476392647282•1mo ago
> It’s not that the quality of content is low.

It absolutely is. Ticktock is the bottom of the barrel.

dredmorbius•1mo ago
Even more fundamental than data collection is advertising.

Books, and to some extent film, are the only media which aren't absolutely flooded with advertising. Print serial media are (though it's rapidly vanishing), music is (through both broadcast and streaming services, though not via direct media purchases), serial video (television, cable, streaming services, YouTube, and of course social media, are all absolutely saturated with advertising. Which is what the data are feeding, of course.

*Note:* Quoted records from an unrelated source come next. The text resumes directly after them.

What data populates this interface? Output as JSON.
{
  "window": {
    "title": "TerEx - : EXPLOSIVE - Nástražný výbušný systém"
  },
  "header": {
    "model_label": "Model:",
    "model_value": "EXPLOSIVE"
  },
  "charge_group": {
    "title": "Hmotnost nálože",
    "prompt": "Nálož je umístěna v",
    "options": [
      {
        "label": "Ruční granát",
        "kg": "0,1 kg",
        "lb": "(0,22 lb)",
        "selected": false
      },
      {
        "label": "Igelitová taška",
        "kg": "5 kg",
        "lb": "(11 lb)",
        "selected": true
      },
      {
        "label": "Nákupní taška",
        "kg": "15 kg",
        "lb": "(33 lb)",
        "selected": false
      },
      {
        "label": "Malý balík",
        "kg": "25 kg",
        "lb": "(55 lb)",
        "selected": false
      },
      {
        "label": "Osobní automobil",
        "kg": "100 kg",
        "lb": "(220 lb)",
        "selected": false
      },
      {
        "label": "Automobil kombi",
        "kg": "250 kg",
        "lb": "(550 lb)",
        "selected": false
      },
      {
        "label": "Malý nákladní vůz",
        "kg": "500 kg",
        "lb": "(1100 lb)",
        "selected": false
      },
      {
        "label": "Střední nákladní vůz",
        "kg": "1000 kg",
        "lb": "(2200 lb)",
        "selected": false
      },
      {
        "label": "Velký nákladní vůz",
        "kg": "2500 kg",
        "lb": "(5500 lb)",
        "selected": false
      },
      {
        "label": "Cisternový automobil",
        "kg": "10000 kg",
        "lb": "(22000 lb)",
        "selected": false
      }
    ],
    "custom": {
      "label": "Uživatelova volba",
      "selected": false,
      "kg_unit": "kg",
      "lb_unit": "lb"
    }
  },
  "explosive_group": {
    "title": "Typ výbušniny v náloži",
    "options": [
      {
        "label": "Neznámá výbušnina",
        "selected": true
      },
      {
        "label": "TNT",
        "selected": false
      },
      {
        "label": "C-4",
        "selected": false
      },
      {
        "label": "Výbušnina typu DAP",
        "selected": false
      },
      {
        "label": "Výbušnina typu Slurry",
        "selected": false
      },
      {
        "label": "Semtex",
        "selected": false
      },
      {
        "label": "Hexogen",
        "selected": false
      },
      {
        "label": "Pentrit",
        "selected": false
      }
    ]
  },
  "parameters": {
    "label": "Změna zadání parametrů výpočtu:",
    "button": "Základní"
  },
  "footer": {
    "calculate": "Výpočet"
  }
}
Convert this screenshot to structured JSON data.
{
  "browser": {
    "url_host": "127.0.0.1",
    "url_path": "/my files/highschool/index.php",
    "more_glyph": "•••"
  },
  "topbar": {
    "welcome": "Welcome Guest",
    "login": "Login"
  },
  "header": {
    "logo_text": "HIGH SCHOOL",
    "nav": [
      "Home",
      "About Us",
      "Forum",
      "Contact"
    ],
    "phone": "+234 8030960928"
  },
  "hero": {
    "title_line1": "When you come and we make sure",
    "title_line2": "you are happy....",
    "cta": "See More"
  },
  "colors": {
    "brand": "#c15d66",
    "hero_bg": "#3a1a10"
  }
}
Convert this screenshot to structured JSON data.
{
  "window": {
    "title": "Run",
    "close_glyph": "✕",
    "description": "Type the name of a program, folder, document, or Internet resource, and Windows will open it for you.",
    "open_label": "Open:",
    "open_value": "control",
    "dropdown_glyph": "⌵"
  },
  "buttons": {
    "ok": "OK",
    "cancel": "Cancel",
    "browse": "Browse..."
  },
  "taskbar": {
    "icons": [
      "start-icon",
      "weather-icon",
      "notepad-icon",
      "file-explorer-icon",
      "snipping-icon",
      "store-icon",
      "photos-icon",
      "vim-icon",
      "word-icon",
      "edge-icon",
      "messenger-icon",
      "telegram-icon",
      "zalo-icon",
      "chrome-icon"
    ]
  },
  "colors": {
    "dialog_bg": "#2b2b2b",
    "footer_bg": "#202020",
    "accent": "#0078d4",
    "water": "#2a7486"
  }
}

That Newport fails to make this distinction, and that the goal of TikTok et al are to absolutely engross your attention and time, is a critical failure of this piece.

noduerme•1mo ago
I appreciate the optimism, and it's definitely worth noting that this isn't the first or last time that the intellectual elite had freaked out about the lowering of standards for the garbage the proles are imbibing. But the hinge of this article is that cheaper access to mass popular fiction opened up a new market for great unknown writers. This was true because the medium in paperback encouraged, rather than undermined, the reader's interest in reading. You pick up a paperback in the train station before heading home... your attention span at least stays the same, or maybe gets longer as you learn to enjoy long form fiction. The paperback business model is still based on keeping your attention fixed on a something for a long time (you know, like "Stranger Things"). Media like TikTok are designed to turn you into a vegetable with an attention span approaching zero. So I don't think these are equivalent.

The paperback vs hardback is more like Netflix vs cinema. Tiktok / short form video is like newsreels in Roger Rabbit, where the 'toons make the content.

tucnak•1mo ago
The whole blogpost could be condensed to a single paragraph pointing out the analogy, and that's it.
sneelakantan•1mo ago
Attention like other objects of value is bound by laws. Quality <-> Quantity axis

High quality -> You can attend to a few things with high degree of complexity. Low quality -> You can attend to a lot of easy stuff.

EOD - Dopamine regulation now is based on how you train your attention.

So the problem is more sinister than the "time sink". What you don't use, you lose. So once we spend enough time in low quality, it takes a lot of effort to get back to higher levels.